Restaurant in Toronto is getting tons of backlash and it hasn't even opened yet
A Hamilton restaurant that is slated to open a Toronto outpost this week is under fire for what many are seeing as racist branding.
Press release for a new restaurant opening in Toronto. Speechless. pic.twitter.com/hz9Y1etkJ8
— Suresh Doss (@Suresh) January 13, 2020
Uncle Ray's Food and Liquor, set to open near Church and Front Streets on January 17, issued a press release that has now gone viral on social media for its problematic phrasing and imagery.

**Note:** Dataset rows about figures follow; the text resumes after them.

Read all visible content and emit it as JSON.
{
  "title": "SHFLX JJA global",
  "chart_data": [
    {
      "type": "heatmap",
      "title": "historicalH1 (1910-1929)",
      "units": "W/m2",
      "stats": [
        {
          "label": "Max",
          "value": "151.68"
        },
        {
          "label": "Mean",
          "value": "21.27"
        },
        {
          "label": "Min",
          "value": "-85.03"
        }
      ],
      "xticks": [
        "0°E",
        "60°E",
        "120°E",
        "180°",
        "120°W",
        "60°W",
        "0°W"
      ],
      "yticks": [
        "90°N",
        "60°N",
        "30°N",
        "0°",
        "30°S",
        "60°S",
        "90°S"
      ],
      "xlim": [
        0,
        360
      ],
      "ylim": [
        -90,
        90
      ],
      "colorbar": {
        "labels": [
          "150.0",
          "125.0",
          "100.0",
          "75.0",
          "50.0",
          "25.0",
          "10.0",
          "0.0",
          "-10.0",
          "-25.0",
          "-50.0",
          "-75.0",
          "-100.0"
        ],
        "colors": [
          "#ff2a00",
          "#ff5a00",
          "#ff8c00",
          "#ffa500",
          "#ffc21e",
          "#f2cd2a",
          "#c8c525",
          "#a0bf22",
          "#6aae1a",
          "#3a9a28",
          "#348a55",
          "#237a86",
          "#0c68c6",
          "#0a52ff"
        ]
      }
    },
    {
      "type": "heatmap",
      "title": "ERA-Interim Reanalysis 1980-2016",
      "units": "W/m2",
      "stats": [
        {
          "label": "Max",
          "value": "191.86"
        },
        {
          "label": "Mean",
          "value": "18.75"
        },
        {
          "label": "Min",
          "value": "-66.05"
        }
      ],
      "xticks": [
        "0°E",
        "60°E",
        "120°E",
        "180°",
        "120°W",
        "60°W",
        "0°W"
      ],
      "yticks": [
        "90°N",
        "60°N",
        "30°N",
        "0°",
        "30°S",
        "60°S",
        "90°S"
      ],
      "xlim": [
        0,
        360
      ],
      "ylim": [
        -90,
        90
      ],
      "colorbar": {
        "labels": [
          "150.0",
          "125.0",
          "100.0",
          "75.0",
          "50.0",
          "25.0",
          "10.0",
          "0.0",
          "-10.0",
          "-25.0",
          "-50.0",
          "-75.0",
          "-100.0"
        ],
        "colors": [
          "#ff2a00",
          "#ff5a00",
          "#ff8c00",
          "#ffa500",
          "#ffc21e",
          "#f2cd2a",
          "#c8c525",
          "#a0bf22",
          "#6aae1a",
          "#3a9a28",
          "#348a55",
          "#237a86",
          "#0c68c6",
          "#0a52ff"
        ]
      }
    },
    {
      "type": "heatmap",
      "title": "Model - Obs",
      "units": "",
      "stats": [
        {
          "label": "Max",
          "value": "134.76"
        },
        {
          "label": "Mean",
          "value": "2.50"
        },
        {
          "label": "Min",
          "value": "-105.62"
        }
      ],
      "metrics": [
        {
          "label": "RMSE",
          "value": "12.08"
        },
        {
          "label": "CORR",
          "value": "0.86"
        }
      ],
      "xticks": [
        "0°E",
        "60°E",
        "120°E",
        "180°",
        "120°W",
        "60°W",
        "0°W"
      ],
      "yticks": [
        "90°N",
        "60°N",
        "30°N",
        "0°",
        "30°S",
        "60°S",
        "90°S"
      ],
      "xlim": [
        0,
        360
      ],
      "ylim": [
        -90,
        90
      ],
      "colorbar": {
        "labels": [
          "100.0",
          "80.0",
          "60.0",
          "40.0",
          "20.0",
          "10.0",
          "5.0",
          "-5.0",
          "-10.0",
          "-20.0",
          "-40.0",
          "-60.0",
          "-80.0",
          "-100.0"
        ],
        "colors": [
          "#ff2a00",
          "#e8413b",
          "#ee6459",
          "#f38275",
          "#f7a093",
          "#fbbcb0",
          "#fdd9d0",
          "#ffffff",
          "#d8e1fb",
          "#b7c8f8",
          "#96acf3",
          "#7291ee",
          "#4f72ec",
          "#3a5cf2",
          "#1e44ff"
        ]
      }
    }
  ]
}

The eatery, which aims to focus on classic Southern food like collard greens and chicken and waffles, uses a number of terms that many Toronto residents find concerning and outright offensive, including a depiction of a gorilla on the front of its menu.
Just maybe if you're going to open up a South soul food inspired restaurant in Toronto and have a statement about being edgy, just DON'T use a picture of a gorilla to sell it.
— ScholarGent (@gent_scholar) January 14, 2020
Cuz I ain't ever going to be sold on going there.
The release's seemingly measured use of terms like "urban," "side hustle," "soul," and others provide additional layers of cringe to an already very tone-deaf, WTF situation.
I have so many feelings about this, Suresh. A bold tone for a hotly exploitative menu by a very white team not afraid of a little cultural appropriation sprinkled with a dash of casual racism.
— Miss Sephora VonMills (@karmacakedotca) January 14, 2020
The Uncle Ray's team has not yet issued a formal statement or apology, but says that the lapse in judgement was completely accidental.
"We are certainly aware of the commentary taking place online," Adam Teolis, one of the restaurant's four proprieters — none of whom are people of colour — says in an email.
"This was clearly an oversight on our side and was most definitely not intentional in any way."
No need to be speechless. This is the dirty underbelly of Toronto Life that the Woke Gen have been critiquing hourly, daily. Just take a second to check in on the economic, political plight of the local black community, and these things will neither surprise or shock anyone https://t.co/eIgtM7UEPF
— Dalton Higgins (@daltonhiggins5) January 14, 2020
Given that the establishment's additional visuals include other animals in the same design and colour scheme, this explanation seems sincere, though not above reproach.
Many are pointing out that the ordeal is a prime example of the troublesome trend of oblivious "bro marketing" (as Vice writer Manisha Krishnan aptly calls it) in Toronto's food scene and beyond.